En poursuivant le fil de son épopée magyare, Gérôme raconte joyeusement ses premières parties du légendaire ensemble trash-metal Moby Dick et de son escapade slovaquo-transylvanienne. Ou encore sa participation à un défilé de mode en juillet 2015, monté par l'unique autre Français de la localité, au cours duquel le Gérôme a illuminé le podium avec son groupe Milord.
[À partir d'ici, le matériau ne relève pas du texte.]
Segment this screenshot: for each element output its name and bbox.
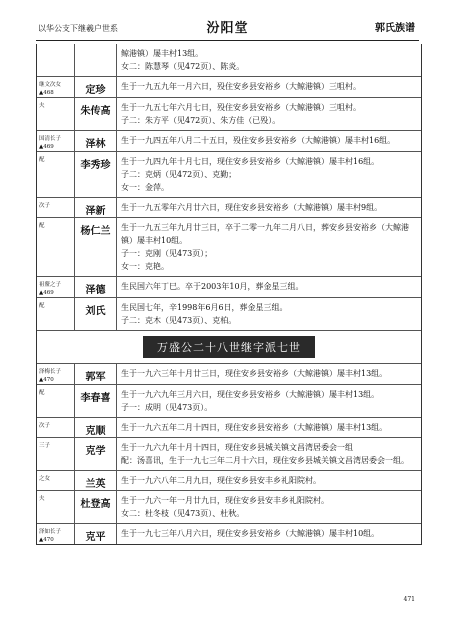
generation-banner: 万盛公二十八世继字派七世 xyxy=(143,336,315,358)
detail-line: 生于一九四九年十月七日，现住安乡县安裕乡（大鲸港镇）屡丰村16组。 xyxy=(121,157,380,166)
member-details xyxy=(117,277,421,297)
relation-label: 配 xyxy=(39,157,45,163)
source-page-ref: ▲469 xyxy=(39,290,54,296)
detail-line: 生民国六年丁巳。卒于2003年10月，葬金星三组。 xyxy=(121,282,304,291)
member-name: 李秀珍 xyxy=(75,152,117,197)
member-name: 泽新 xyxy=(75,198,117,217)
member-row xyxy=(37,130,421,151)
relation-label: 三子 xyxy=(39,443,51,449)
detail-line: 生于一九五七年六月七日，殁住安乡县安裕乡（大鲸港镇）三咀村。 xyxy=(121,103,361,112)
source-page-ref: ▲470 xyxy=(39,377,54,383)
header-rule xyxy=(36,40,419,41)
member-details xyxy=(117,385,421,417)
relation-cell xyxy=(37,298,75,330)
member-name: 朱传高 xyxy=(75,98,117,130)
member-details xyxy=(117,44,421,76)
source-page-ref: ▲468 xyxy=(39,90,54,96)
member-details xyxy=(117,418,421,437)
member-row xyxy=(37,523,421,544)
detail-line: 子二：克炳（见472页）、克勤； xyxy=(121,170,237,179)
member-row xyxy=(37,470,421,490)
relation-label: 继文次女 xyxy=(39,82,62,88)
relation-label: 泽如长子 xyxy=(39,529,62,535)
relation-cell xyxy=(37,218,75,276)
relation-cell xyxy=(37,418,75,437)
member-row xyxy=(37,97,421,130)
detail-line: 女二：陈慧琴（见472页）、陈炎。 xyxy=(121,62,245,71)
member-name: 泽德 xyxy=(75,277,117,297)
member-name: 泽林 xyxy=(75,131,117,151)
detail-line: 子一：克刚（见473页）； xyxy=(121,249,213,258)
member-name: 刘氏 xyxy=(75,298,117,330)
member-details xyxy=(117,152,421,197)
member-details xyxy=(117,77,421,97)
detail-line: 鲸港镇）屡丰村13组。 xyxy=(121,49,204,58)
member-name: 克顺 xyxy=(75,418,117,437)
member-name: 克平 xyxy=(75,524,117,544)
detail-line: 生于一九六八年二月九日，现住安乡县安丰乡礼阳院村。 xyxy=(121,476,321,485)
genealogy-table xyxy=(36,44,422,545)
member-name: 兰英 xyxy=(75,471,117,490)
detail-line: 生于一九四五年八月二十五日，殁住安乡县安裕乡（大鲸港镇）屡丰村16组。 xyxy=(121,136,396,145)
relation-cell xyxy=(37,131,75,151)
member-row xyxy=(37,297,421,330)
relation-label: 国清长子 xyxy=(39,136,62,142)
member-name: 杜登高 xyxy=(75,491,117,523)
member-row xyxy=(37,44,421,76)
member-row xyxy=(37,384,421,417)
header-book-title: 郭氏族谱 xyxy=(375,23,415,34)
detail-line: 生于一九六一年一月廿九日，现住安乡县安丰乡礼阳院村。 xyxy=(121,496,329,505)
detail-line: 生于一九七三年八月六日，现住安乡县安裕乡（大鲸港镇）屡丰村10组。 xyxy=(121,529,380,538)
member-details xyxy=(117,364,421,384)
detail-line: 子二：朱方平（见472页）、朱方佳（已殁）。 xyxy=(121,116,281,125)
member-row xyxy=(37,417,421,437)
relation-label: 泽梅长子 xyxy=(39,369,62,375)
relation-label: 配 xyxy=(39,390,45,396)
member-details xyxy=(117,198,421,217)
detail-line: 女一：金萍。 xyxy=(121,183,169,192)
relation-cell xyxy=(37,438,75,470)
member-row xyxy=(37,217,421,276)
page-number: 471 xyxy=(403,596,415,603)
detail-line: 生于一九五九年一月六日，殁住安乡县安裕乡（大鲸港镇）三咀村。 xyxy=(121,82,361,91)
relation-cell xyxy=(37,385,75,417)
header-hall-name: 汾阳堂 xyxy=(206,21,249,36)
relation-cell xyxy=(37,98,75,130)
relation-label: 配 xyxy=(39,223,45,229)
member-details xyxy=(117,298,421,330)
relation-label: 夫 xyxy=(39,103,45,109)
relation-cell xyxy=(37,471,75,490)
detail-line: 生于一九六五年二月十四日，现住安乡县安裕乡（大鲸港镇）屡丰村13组。 xyxy=(121,423,388,432)
member-details xyxy=(117,131,421,151)
relation-cell xyxy=(37,198,75,217)
relation-cell xyxy=(37,44,75,76)
relation-label: 配 xyxy=(39,303,45,309)
relation-label: 次子 xyxy=(39,203,51,209)
member-name: 李春喜 xyxy=(75,385,117,417)
detail-line: 生于一九五零年六月廿六日，现住安乡县安裕乡（大鲸港镇）屡丰村9组。 xyxy=(121,203,383,212)
header-lineage: 以华公支下继羲户世系 xyxy=(38,24,118,33)
source-page-ref: ▲469 xyxy=(39,144,54,150)
detail-line: 生于一九六九年十月十四日，现住安乡县城关镇文昌湾居委会一组 xyxy=(121,443,353,452)
member-row xyxy=(37,276,421,297)
relation-label: 祖鳌之子 xyxy=(39,282,62,288)
member-name: 定珍 xyxy=(75,77,117,97)
detail-line: 生于一九五三年九月廿三日，卒于二零一九年二月八日，葬安乡县安裕乡（大鲸港镇）屡丰村10组。 xyxy=(121,223,409,245)
detail-line: 子一：成明（见473页）。 xyxy=(121,403,213,412)
relation-cell xyxy=(37,152,75,197)
member-details xyxy=(117,491,421,523)
member-details xyxy=(117,524,421,544)
relation-label: 之女 xyxy=(39,476,51,482)
detail-line: 生于一九六三年十月廿三日，现住安乡县安裕乡（大鲸港镇）屡丰村13组。 xyxy=(121,369,388,378)
member-row xyxy=(37,151,421,197)
detail-line: 生民国七年，辛1998年6月6日，葬金星三组。 xyxy=(121,303,288,312)
relation-cell xyxy=(37,524,75,544)
generation-banner-row xyxy=(37,330,421,363)
member-row xyxy=(37,490,421,523)
member-details xyxy=(117,438,421,470)
detail-line: 女一：克艳。 xyxy=(121,262,169,271)
relation-label: 夫 xyxy=(39,496,45,502)
source-page-ref: ▲470 xyxy=(39,537,54,543)
detail-line: 配：汤喜讯，生于一九七三年二月十六日，现住安乡县城关镇文昌湾居委会一组。 xyxy=(121,456,409,465)
detail-line: 子二：克木（见473页）、克柏。 xyxy=(121,316,237,325)
member-row xyxy=(37,76,421,97)
member-row xyxy=(37,437,421,470)
member-name: 杨仁兰 xyxy=(75,218,117,276)
detail-line: 生于一九六九年三月六日，现住安乡县安裕乡（大鲸港镇）屡丰村13组。 xyxy=(121,390,380,399)
member-row xyxy=(37,197,421,217)
relation-cell xyxy=(37,364,75,384)
member-details xyxy=(117,218,421,276)
relation-cell xyxy=(37,491,75,523)
member-details xyxy=(117,471,421,490)
relation-label: 次子 xyxy=(39,423,51,429)
detail-line: 女二：杜冬枝（见473页）、杜秋。 xyxy=(121,509,245,518)
relation-cell xyxy=(37,277,75,297)
member-name xyxy=(75,44,117,76)
member-name: 克学 xyxy=(75,438,117,470)
relation-cell xyxy=(37,77,75,97)
member-details xyxy=(117,98,421,130)
member-name: 郭军 xyxy=(75,364,117,384)
member-row xyxy=(37,363,421,384)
« C'était une expérience fantastique. Gérôme transmet un super feeling et ce clin d'œil frenchie collait parfaitement à l'esprit de la mode » explique son pote Roch, le patron de l'atelier qui a présenté ses collections. « Il a vraiment un créneau à explorer ici. »

Gérôme a conscience qu'il ne rameutera jamais 500 000 jeunes en transe comme au Sziget, mais il se porte bien. Ses cachets arrondissent ses fins de mois et ça lui suffit amplement. Il trimbale son matériel en Kangoo, sourire aux lèvres à chaque invitation. Boit jusqu'au dernier « bravo » les applaudissements qu'il reçoit. Plaisante quand il remarque Granville en une du canard local. Cogite sur ses prochains passages. Tremblote avant de s'exécuter. Creuse son sillon au gré des galères et des répètes. La vie d'artiste, en somme.